Hall was not alone among major literary figures who in one way or another have taken up the Tombstone story as a pattern for profound examination of large and important themes. In 2000 British-born novelist, poet, essayist, critic and memoirist Paul West, known for his startling erudition, marvelous working vocabulary and winner of numerous international literary awards, published OK: The Corral, the Earps and Doc Holliday.  Though it earned mixed reviews, OK at least illustrated how the Tombstone tale could lay hold of the imagination of one of the finest writers of our time.  Similarly, Bruce Olds, in the front rank of America's postmodernists, in 2001 published Bucking the Tiger, a densely-imagined, challengingly written account of Wyatt Earp's friend Doc Holliday, set in the Tombstone period.

Like OK, Bucking the Tiger had a style that was probably too daring to win widespread popular approval, but it underlined the fascination the Tombstone tale can have for a recognized literary artist.
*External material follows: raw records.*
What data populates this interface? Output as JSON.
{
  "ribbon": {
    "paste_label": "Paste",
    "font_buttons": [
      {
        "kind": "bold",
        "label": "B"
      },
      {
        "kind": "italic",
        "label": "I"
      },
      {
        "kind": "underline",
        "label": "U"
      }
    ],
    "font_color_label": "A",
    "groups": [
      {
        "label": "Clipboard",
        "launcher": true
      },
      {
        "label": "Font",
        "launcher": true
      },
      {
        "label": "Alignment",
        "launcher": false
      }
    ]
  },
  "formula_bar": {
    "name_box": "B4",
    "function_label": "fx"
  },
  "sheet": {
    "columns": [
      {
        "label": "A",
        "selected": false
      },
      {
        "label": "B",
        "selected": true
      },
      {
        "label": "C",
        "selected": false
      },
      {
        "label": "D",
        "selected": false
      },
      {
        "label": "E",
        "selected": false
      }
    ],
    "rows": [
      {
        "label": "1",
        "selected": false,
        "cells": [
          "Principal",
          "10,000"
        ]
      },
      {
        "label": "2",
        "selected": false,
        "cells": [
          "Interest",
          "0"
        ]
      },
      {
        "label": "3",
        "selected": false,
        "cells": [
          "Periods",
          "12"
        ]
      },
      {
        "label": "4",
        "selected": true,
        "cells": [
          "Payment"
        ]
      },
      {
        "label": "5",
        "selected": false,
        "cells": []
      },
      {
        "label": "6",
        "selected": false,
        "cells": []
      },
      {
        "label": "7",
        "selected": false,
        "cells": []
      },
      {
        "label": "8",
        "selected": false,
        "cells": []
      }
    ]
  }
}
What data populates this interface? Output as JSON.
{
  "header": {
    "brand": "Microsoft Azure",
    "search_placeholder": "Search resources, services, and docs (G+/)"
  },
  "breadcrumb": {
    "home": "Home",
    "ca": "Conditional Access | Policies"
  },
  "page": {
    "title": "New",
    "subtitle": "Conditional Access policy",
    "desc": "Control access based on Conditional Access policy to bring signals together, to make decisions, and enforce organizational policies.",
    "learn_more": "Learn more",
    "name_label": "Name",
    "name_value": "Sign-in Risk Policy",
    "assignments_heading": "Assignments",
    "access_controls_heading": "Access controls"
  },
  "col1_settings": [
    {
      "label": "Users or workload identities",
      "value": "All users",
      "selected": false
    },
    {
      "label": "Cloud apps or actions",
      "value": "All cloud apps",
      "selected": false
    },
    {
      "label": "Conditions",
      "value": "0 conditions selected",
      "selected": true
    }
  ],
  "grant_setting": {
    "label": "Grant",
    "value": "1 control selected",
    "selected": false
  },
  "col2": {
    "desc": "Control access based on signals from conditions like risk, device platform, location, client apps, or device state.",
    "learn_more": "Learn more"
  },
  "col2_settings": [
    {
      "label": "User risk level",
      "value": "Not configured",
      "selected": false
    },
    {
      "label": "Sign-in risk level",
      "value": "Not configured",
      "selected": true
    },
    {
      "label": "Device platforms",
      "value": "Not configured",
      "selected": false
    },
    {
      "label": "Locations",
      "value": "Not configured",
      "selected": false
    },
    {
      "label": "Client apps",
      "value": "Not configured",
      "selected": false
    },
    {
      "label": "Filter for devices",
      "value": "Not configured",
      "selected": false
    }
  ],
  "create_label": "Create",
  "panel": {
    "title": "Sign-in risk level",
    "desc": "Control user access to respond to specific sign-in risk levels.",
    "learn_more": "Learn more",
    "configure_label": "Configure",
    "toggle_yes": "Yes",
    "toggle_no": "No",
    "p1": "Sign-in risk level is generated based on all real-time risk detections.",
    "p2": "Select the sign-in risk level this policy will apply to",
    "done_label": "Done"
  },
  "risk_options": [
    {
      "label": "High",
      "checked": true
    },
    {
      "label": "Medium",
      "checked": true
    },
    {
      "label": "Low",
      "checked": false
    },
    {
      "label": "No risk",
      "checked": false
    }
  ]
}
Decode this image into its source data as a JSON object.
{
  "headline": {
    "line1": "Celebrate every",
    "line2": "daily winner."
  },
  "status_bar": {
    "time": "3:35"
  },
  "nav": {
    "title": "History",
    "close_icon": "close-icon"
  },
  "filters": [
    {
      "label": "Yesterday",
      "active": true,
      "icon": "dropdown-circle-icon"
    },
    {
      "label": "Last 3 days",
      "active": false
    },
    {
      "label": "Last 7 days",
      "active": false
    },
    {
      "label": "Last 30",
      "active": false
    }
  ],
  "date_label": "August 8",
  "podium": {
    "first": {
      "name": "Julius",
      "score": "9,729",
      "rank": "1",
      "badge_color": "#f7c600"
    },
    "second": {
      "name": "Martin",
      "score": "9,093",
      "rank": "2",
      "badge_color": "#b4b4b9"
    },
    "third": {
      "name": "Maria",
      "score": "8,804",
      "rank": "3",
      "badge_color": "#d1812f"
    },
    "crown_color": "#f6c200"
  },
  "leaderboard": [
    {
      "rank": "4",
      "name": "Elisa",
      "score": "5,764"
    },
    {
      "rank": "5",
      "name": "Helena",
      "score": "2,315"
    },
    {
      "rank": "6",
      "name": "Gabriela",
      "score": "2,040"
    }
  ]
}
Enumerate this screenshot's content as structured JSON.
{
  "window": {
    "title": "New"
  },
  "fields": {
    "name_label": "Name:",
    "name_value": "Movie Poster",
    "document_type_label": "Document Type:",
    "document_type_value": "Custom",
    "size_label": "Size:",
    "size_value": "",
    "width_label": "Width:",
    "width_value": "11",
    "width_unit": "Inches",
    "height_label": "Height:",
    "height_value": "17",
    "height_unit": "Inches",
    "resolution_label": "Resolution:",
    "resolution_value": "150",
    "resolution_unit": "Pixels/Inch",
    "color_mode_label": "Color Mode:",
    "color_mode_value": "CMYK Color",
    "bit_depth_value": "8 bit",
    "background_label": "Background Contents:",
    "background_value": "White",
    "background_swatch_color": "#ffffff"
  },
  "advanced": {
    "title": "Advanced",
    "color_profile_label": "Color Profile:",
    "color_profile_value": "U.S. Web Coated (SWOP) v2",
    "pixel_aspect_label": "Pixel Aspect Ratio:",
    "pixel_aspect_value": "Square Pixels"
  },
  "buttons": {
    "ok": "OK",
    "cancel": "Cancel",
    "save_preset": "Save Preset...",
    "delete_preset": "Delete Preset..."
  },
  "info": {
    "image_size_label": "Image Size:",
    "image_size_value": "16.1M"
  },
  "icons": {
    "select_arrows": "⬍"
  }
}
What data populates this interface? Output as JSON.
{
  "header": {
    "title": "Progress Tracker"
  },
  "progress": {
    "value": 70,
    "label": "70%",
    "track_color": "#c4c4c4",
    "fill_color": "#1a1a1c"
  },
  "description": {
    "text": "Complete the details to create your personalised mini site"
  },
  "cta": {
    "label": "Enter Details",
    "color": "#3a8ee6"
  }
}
Nor were West and Olds the last to pick up the baton, or--figuratively--the six-shooter.  Just this year, Larry McMurtry, in The Last Kind Words Saloon, retold the Earp-Clanton-McLaury saga in his inimitably terse and acrid style.  And Mary Doria Russell, widely-acclaimed author of 2011's Doc, a novelized account of the life of Holliday up to his time in Dodge City, Kansas, is reported currently at work on a novel about the OK Corral affair.

I think the fact that some of our best writers have considered the Tombstone events as somehow fundamental to an understanding of not only the American character but the universal human experience gives testimony to its value as a subject of serious literature.  While Riding the Hearse may not be worthy of mention in the same breath with the works I have cited, I hope at I have at least made a case for revisiting that tragic and compelling drama.